As with most new cartirdges, there was a quick upsurge in sales and a leveling off, but that doesn't mean that the NEW KING is dead. It's exactly what happened with every new cartridge, including the H&H. But despite what you are saying, north American hunters are looking at the NEW KING and saying " wow, this looks good! I can get H&H horsepower in CRF action in a compact rifle suited to hunting the mountains and marshes, without having to buy a some unwieldy mess with a long barrel better suited to Europe or Africa" nd to boot,Rugers business plan suggested much more limited sales than they achieved. To any business minded individual, the NEW KING sales re a HUGE success. Only an idiot would think that Ruger staked ALL it fortunes on the success of a new, medium bore cartridge. They were smart enough to figure out what people wanted (even if people didn't know what they wanted) and boldly went forward.
And we now have half a dozen gun makers interested in the NEW KING and making rifles.
You are trying to "spin" the real data to try to make it look like the NEW KING is waning in popularity, but all you say is BS.
Facts are:
Ruger has sold way more NEW KING rifles then they ever projected
There has been such a demand for ammo and brass Hornady has struggled to keep up (but thankfully it is much more available now)
Several gunmakers have started chambering the NEW KING
Nosler is making NEW KING ammo
Hunters that want an affordable, quality 375 rifle now have the NEW KING as an option.
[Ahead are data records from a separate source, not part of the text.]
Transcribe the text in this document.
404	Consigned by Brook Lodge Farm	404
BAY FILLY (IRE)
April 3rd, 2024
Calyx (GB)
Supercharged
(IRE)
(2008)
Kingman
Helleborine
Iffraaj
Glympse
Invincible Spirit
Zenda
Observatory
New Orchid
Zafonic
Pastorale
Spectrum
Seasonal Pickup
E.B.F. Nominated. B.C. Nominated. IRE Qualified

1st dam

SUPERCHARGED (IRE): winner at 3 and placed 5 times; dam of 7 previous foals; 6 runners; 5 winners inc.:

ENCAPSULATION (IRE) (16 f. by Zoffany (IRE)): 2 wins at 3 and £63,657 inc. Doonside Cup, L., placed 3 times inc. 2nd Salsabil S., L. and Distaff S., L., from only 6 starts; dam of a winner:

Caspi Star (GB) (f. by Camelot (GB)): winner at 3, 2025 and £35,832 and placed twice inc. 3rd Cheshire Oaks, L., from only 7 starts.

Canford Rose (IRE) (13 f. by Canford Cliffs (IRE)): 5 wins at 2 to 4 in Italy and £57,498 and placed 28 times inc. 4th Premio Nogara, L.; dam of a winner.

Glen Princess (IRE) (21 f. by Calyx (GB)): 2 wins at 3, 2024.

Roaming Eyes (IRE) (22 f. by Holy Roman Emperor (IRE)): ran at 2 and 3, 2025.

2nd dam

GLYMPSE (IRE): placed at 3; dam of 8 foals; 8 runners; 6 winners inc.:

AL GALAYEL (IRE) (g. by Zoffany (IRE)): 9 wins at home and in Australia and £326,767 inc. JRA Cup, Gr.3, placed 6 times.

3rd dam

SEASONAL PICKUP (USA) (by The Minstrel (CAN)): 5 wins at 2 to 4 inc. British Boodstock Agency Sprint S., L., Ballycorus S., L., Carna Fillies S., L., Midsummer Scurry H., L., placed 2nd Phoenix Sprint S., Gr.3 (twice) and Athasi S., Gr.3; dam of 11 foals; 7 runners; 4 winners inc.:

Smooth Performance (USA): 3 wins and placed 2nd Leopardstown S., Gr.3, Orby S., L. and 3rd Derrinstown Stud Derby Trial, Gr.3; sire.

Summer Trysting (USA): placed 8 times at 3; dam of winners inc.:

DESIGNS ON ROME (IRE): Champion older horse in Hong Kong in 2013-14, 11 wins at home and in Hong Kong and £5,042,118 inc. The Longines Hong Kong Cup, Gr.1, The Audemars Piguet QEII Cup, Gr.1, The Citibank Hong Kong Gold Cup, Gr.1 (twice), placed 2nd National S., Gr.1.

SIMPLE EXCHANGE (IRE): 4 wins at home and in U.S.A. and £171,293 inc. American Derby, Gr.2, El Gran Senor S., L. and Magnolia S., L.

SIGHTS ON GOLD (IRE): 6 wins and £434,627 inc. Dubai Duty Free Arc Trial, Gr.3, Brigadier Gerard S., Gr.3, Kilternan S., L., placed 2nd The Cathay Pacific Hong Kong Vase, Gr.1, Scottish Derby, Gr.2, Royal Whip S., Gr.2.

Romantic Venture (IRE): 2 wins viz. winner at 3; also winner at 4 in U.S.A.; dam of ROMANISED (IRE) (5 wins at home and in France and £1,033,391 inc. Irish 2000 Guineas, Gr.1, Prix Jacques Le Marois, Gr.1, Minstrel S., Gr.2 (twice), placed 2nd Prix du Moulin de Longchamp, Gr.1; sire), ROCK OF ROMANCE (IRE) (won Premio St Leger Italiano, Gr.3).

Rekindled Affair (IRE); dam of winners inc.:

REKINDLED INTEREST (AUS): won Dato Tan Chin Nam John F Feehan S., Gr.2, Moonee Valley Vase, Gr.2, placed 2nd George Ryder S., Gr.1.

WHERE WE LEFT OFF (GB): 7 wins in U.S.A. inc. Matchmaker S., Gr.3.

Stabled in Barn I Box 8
The NEW KING has been so popular that we will never see the end of it.
There has never been a real challenger to the throne until the NEW KING showed up.
I'll tell you one thing though- If the 375 WBY had been embraced by gunmakers other than WBY, it probably would have taken away the H&H thunder. If Winchester or Remington had started marketing it, it would have killed the H&H fast. Back when it was introduced, people would have jumped on it, had rifles other than WBY been available for it.